Scott Hirsch
Hirsch tackles the daunting task of follow his excellent sophomore album Lost Time Behind The Moon with the ease of a songwriter who’s spent years honing his craft. The previous album codified his mix of narcotic, 3 AM boogie and sundown country calm. He doesn’t deviate too heavily from that setup, but begins to bold the lines and darken the shading on the portraits of hubris and hurt that he sketches out. Getting back into the fogged streetlight glow from the onset, Hirsch cracks the tab on a couple of Cale-flecked rumblers from the outset, letting the listener onto the pavement to breath neon and beer with the wrecked-denim delivery of “Spirit True,” and “Much Too Late.” While the first employs a classic cult of horns and a pelvic pulse, the second nails the album’s core, trading out the ecstatic bravado of the opener’s Stones-ian backup coos for a nail-greased desperation that feeds off of the darkness. “It’s a little too late to die honest dirt,” Hirsch intones with a winking numbness. Our sins have come to collect and he’s her to remind us that it won’t matter when the bill is due.

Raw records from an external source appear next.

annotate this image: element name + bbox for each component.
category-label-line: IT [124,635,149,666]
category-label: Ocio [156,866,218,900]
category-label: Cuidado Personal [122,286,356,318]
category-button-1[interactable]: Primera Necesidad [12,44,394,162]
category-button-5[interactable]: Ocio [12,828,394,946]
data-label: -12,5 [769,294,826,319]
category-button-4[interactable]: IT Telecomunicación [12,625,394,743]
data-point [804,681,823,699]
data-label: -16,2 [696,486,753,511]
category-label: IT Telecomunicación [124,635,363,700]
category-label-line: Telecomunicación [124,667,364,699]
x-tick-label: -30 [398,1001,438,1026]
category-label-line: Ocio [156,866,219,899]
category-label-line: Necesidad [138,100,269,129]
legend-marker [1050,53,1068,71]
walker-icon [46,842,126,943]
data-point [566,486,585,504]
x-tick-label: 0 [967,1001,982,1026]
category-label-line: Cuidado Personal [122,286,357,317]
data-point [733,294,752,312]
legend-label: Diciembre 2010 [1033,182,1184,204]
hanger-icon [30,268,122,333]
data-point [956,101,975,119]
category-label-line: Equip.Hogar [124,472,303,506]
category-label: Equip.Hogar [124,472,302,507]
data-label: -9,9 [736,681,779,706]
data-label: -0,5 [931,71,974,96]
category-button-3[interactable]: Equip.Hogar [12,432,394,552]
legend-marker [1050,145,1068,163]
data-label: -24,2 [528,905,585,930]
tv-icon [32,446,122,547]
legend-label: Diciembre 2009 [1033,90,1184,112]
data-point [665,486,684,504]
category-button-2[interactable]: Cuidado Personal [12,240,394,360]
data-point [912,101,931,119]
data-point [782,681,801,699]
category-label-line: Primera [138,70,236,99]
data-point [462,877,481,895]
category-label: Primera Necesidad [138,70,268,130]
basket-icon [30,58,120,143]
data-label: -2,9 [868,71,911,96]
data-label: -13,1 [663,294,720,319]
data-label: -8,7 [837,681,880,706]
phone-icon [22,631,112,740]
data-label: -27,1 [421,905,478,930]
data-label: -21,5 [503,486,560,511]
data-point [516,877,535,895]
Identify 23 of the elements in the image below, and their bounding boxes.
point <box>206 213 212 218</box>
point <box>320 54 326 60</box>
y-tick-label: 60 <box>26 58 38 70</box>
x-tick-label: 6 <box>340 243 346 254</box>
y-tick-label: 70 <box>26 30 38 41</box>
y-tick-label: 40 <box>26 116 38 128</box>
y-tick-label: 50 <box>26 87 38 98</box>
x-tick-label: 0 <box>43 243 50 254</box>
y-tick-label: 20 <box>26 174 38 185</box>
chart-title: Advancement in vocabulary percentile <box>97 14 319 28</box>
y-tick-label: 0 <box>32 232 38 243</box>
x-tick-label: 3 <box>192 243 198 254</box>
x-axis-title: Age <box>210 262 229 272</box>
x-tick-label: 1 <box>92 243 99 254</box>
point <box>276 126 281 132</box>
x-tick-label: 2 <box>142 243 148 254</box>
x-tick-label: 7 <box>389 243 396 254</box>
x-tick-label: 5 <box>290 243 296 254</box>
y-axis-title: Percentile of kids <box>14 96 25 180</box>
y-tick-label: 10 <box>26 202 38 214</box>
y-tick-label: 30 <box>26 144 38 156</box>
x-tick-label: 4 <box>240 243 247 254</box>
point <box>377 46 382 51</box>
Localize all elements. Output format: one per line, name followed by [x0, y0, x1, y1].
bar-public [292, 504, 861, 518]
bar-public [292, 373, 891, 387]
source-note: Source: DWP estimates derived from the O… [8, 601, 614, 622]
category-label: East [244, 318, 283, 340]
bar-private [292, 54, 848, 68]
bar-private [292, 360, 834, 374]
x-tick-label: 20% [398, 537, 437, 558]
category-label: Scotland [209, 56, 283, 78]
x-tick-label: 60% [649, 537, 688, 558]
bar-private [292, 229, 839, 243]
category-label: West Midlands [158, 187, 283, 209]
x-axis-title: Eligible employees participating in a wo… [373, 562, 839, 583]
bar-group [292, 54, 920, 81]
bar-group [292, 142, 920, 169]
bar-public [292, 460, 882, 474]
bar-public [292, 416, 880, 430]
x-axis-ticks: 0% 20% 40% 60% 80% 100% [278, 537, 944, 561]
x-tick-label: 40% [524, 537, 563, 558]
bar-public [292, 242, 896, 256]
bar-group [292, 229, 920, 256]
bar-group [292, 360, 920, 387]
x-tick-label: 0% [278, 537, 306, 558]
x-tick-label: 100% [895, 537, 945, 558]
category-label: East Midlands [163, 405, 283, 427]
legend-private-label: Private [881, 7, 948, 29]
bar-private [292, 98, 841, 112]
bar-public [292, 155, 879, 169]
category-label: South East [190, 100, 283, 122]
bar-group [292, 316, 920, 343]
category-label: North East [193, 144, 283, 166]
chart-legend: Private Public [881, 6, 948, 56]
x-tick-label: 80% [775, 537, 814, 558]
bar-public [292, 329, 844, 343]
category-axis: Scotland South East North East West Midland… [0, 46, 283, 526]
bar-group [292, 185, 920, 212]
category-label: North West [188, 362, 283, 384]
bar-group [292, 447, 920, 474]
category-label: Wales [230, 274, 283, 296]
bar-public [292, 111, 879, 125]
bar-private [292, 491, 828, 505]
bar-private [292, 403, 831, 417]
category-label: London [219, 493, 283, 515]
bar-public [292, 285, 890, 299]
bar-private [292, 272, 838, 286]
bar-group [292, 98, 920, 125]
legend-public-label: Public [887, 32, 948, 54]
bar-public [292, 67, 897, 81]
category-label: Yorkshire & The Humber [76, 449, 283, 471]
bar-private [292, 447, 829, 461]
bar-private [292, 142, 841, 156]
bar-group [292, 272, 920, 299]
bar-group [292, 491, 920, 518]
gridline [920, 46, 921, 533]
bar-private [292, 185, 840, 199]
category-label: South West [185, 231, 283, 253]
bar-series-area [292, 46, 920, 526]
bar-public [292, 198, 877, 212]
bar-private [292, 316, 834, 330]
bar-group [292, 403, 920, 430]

The other side of those late night lacerations is Scott’s cold-water shaves that find him tracing the sun over the horizon, inhaling the day, healing the twilight wounds. In these moments (“Dreamer, “Love Is Long”) there’s a sense that the drive of the album might find peace, but it’s fleeting. At its core, Windless Day has a sense of motion to it, a kind of wanderlust that’s tracing the beam of the headlights out into the brush, down the darkened streets lit only by liquor signs, following the sun’s quiver to finds the source of its scorch. Its clear that Hirsch is vibrating along the cosmic American leyline, finding his way between Cale, Leon Russell, and Buckley’s sex-funk period. But between the smoke-curl swagger and sober-side country he’s also threaded the night-vision instrumental “Redstone” and the morning drizzle of “Drummer of Shiloh,” giving the album a quiet meditation that lets the white line take over and the darkness and light collapse into oblivion just for a moment. Windless Day makes good on any and all promises that its predecessor laid out, proving that while Hirsch is a consumer producer and sideman, he also often saves the best for himself.